Veterinarians may use imaging procedures to diagnose lameness. These include x-rays and ultrasonography, as well as less common techniques such as nuclear scintigraphy, computed tomography (CT), and magnetic resonance imaging (MRI). During these procedures, the veterinarian will probably use a heavy sedative or anesthesia to reduce your pet’s pain and stress. See also Introduction to Diagnostic Tests and Imaging

Arthroscopy

Arthroscopy is a type of minor surgery in which a flexible tube called an endoscope is inserted into the joint through a small incision.

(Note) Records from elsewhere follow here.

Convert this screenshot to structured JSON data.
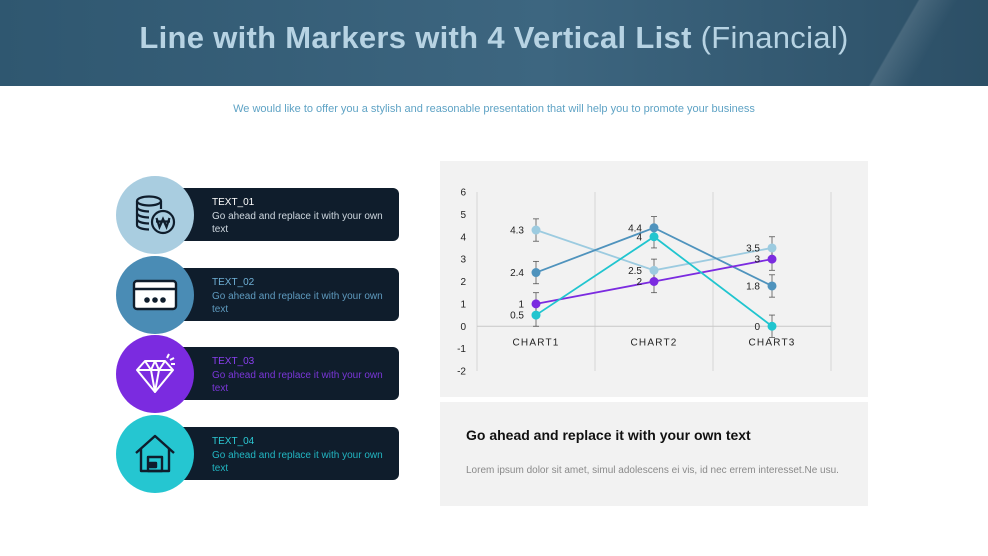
{
  "header": {
    "title_bold": "Line with Markers with 4 Vertical List",
    "title_light": "(Financial)"
  },
  "subtitle": "We would like to offer you a stylish and reasonable presentation that will help you to promote your business",
  "items": [
    {
      "title": "TEXT_01",
      "body": "Go ahead and replace it with your own text",
      "icon": "coins-icon",
      "circle_color": "#a9cde0",
      "title_color": "#ffffff",
      "body_color": "#cfd8e0"
    },
    {
      "title": "TEXT_02",
      "body": "Go ahead and replace it with your own text",
      "icon": "credit-card-icon",
      "circle_color": "#4a8cb5",
      "title_color": "#6fb0d6",
      "body_color": "#5f9bbf"
    },
    {
      "title": "TEXT_03",
      "body": "Go ahead and replace it with your own text",
      "icon": "diamond-icon",
      "circle_color": "#7b2be0",
      "title_color": "#8a3ff0",
      "body_color": "#7a36d8"
    },
    {
      "title": "TEXT_04",
      "body": "Go ahead and replace it with your own text",
      "icon": "house-icon",
      "circle_color": "#25c6d1",
      "title_color": "#2cc9d4",
      "body_color": "#22b6c2"
    }
  ],
  "chart_data": {
    "type": "line",
    "categories": [
      "CHART1",
      "CHART2",
      "CHART3"
    ],
    "ylim": [
      -2,
      6
    ],
    "yticks": [
      "6",
      "5",
      "4",
      "3",
      "2",
      "1",
      "0",
      "-1",
      "-2"
    ],
    "grid": true,
    "series": [
      {
        "values": [
          4.3,
          2.5,
          3.5
        ],
        "labels": [
          "4.3",
          "2.5",
          "3.5"
        ],
        "color": "#9ccbe0"
      },
      {
        "values": [
          2.4,
          4.4,
          1.8
        ],
        "labels": [
          "2.4",
          "4.4",
          "1.8"
        ],
        "color": "#4f93bd"
      },
      {
        "values": [
          1,
          2,
          3
        ],
        "labels": [
          "1",
          "2",
          "3"
        ],
        "color": "#7b2be0"
      },
      {
        "values": [
          0.5,
          4,
          0
        ],
        "labels": [
          "0.5",
          "4",
          "0"
        ],
        "color": "#20c5cf"
      }
    ]
  },
  "text_panel": {
    "title": "Go ahead and replace it with your own text",
    "body": "Lorem ipsum dolor sit amet, simul adolescens ei vis, id nec errem interesset.Ne usu."
  }
}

It is relatively noninvasive and is used for diagnosis as well as treatment of lame animals. For diagnosis, the endoscope has a small camera attached to the end that allows the veterinarian to see the inside of the joint. The veterinarian is also able to remove dead or damaged cartilage or ligaments using the endoscope. This type of surgery allows for a shorter healing time than conventional surgery. Common conditions that can be diagnosed or treated by arthroscopy include osteochondrosis, tenosynovitis, joint fractures, and injuries to ligaments and cartilage.

Pain Management

Relieving pain is an important component of treatment for lame animals, and may allow faster recovery. As well, it is helpful for dogs with chronic conditions such as osteoarthritis. Nonsteroidal anti‑inflammatory drugs and other pain-relieving drugs are used to control pain in lame animals. Other methods of pain relief that may be suggested in addition to (or instead of) drugs include acupuncture, massage, and changes in diet. Your veterinarian is best able to prescribe the appropriate treatment for your pet. It is very important that you follow all directions exactly as prescribed.